Ask yourself: when it’s really chilly out, and you’re wearing a coat, you still feel the cold right? Well it’s the same for our pets! Their fur coats give them some protection from the elements, but it’s not enough to keep them safe when they are exposed to cold temperatures for a long period of time. Prolonged exhibition to the cold can provoke hypothermia and worsen pre-existing medical conditions such as arthritis. Additionally, dogs’ ears, noses, and paws are not protected by fur, and thus, are highly susceptible to frostbite.
To preserve your pet's health and protect your dog from cold weather this winter, heed the following advice:
Add a layer
However, short-haired dogs such as Greyhounds or Dobermanns are much more likely to feel cold during the winter. Small dogs such as Italian Greyhounds or Chihuahuas are particularly sensitive. Puppies, seniors, dogs who are ill, and short-legged dogs whose bellies are low to the ground are also more at risk.
If you know your dog is sensitive to the cold, then don’t hesitate to put a sweater or coat on him! Nowadays, there is plenty of choice out there for every dog-body type. A good sweater or coat should go at least from the base of the neck to the base of the tail, and ideally covers the stomach (without covering the parts your dog will need to use)! If your dog can tolerate them, you can also purchase little boots to protect his paws from dryness, cracking, and frostbite (this is especially useful when there is snow on the ground).
As for dogs with hair that grows continually, such as Poodles or Yorkshire Terriers for instance, their coats should be kept long over the winter. This gives them an extra layer to trap their body heat in! However, remember that a dog with a long coat is a dog that needs extra attention when it comes to maintenance, so keep those combs handy!
Schedule your walks wisely
If you can, try to walk your dog during the warmest and sunniest parts of the day. This is usually between late morning and early afternoon. This not only means you’ll be avoiding the cold at its worst, but you and your dog will be able to soak up all the vitamin D too! You can shorten your walks during the cold winter months, and instead compensate with indoor exercise such as fun games of tug-of-war!

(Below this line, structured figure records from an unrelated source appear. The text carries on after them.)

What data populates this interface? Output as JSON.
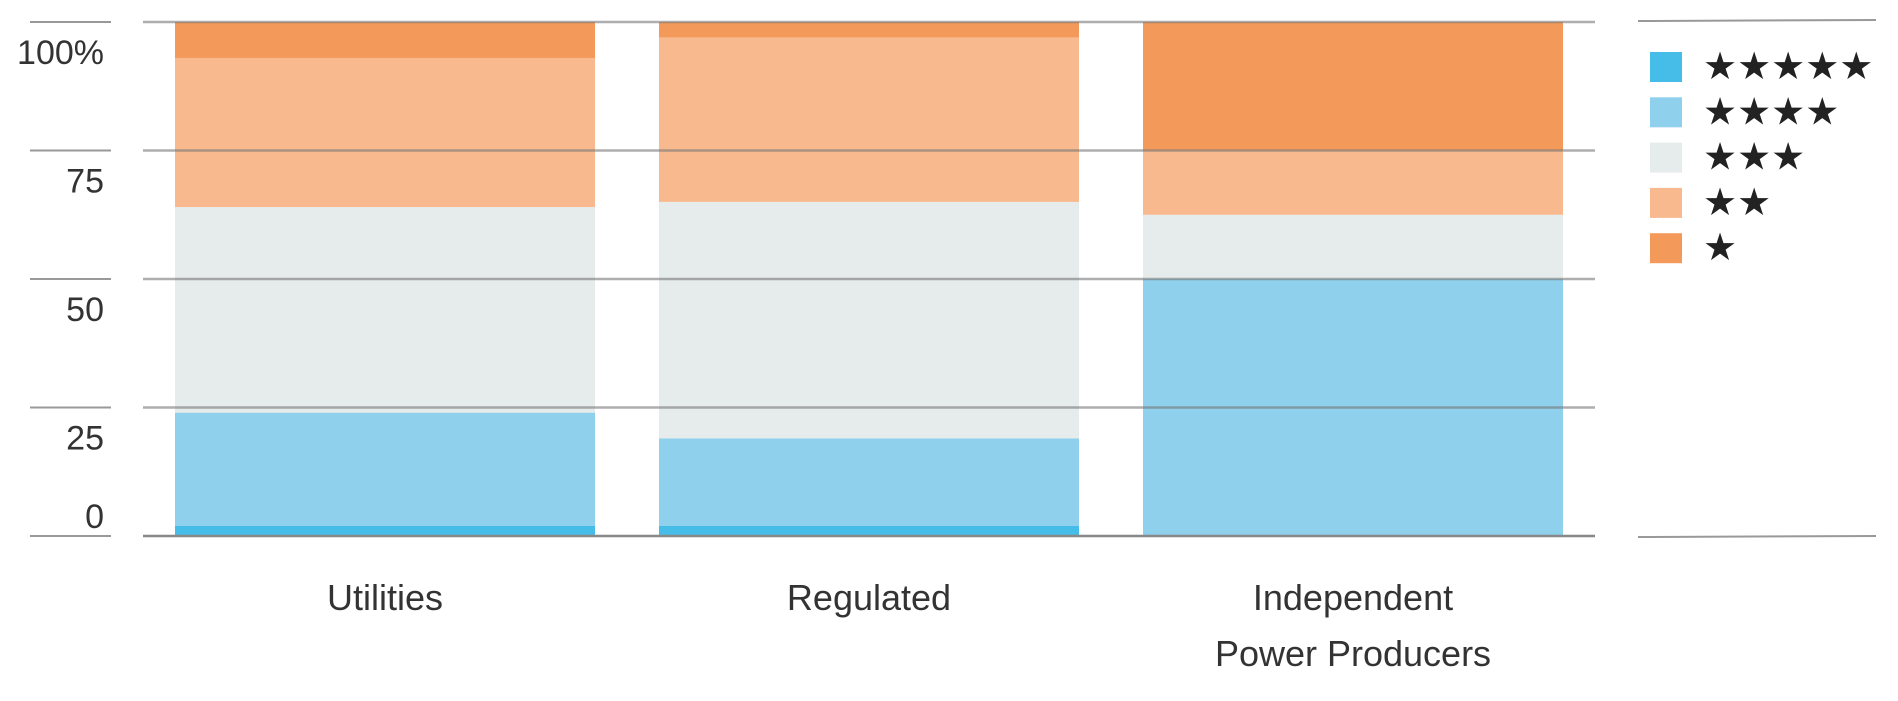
{
  "chart_data": {
    "type": "stacked_bar",
    "categories": [
      "Utilities",
      "Regulated",
      "Independent Power Producers"
    ],
    "series": [
      {
        "name": "★★★★★",
        "color": "#45bde8",
        "values": [
          2,
          2,
          0
        ]
      },
      {
        "name": "★★★★",
        "color": "#8fd0ec",
        "values": [
          22,
          17,
          50
        ]
      },
      {
        "name": "★★★",
        "color": "#e6ecec",
        "values": [
          40,
          46,
          12.5
        ]
      },
      {
        "name": "★★",
        "color": "#f7b98d",
        "values": [
          29,
          32,
          12.5
        ]
      },
      {
        "name": "★",
        "color": "#f39a5a",
        "values": [
          7,
          3,
          25
        ]
      }
    ],
    "ylim": [
      0,
      100
    ],
    "yticks": [
      0,
      25,
      50,
      75,
      {
        "value": 100,
        "label": "100%"
      }
    ],
    "grid": true
  }
}
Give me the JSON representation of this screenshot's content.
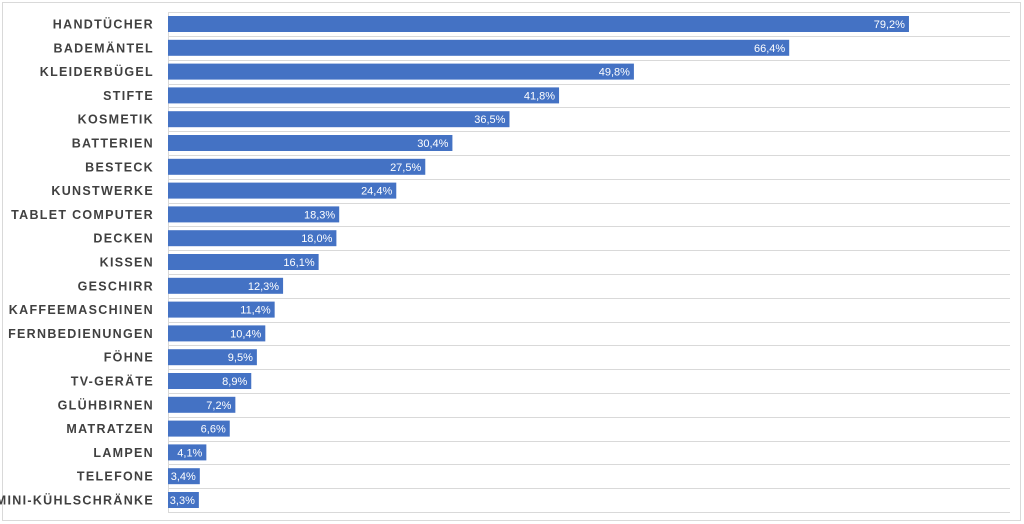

Take special care of the skin and paws
Cold weather can cause your dog’s skin to become dry and flaky. Coconut oil is a natural moisturizer that can be added to your pet’s food to help keep his skin and coat healthy. It can also be applied to his paws to prevent the pads from cracking. Special paw salve can also be purchased and applied for this purpose.
When salt is used to dissolve snow and ice on roads and sidewalks, your dog’s paw pads will be especially dry. Additionally, too much salt intake can be toxic to your dog, so it is safer to wipe down or even wash your dog’s paws after you’ve taken a walk, to prevent him from licking any salt off his paws.
When it’s snowy out, check your dog’s paws for any ice build-up. You can trim the fur around his paws and between his pads if this becomes a problem.
Provide a comfortable bed
If your dog is sensitive to the cold, he might feel it indoors too. Make sure he has access to a bed in a warm part of the house, and that you have plenty of blankets to cover him with if he likes to burrow underneath them. Pita beds (especially popular among the Greyhound group) can also be purchased, and enable dogs to burrow inside of a “pillow den”. Though it may seem tempting, do not place your dog’s bed close to a space heater, as these could easily be tipped over and start a fire.
Pets like to have options, so it’s best to have at least 2 beds per pet in the house, so they can decide themselves where they feel more comfortable.
Be winter smart
This goes without saying, but don’t leave your dog outside for too long when the temperature drops. Your dog should live indoors with you, especially during the winter. If he’s the type of dog who likes to be out in the garden for most of the day, keep a watchful eye on him. Look out for any signs of discomfort such as shivering, restlessness, or whining. If you notice any of these behaviours, take your dog inside immediately. Likewise, do not leave your dog in the car when it is very cold out. Though leaving a dog inside a cold vehicle does not present the same immediate health risks as leaving a dog in a hot car, it can still become uncomfortable very quickly. If you have to run errands in cold winter weather, leave your pet at home!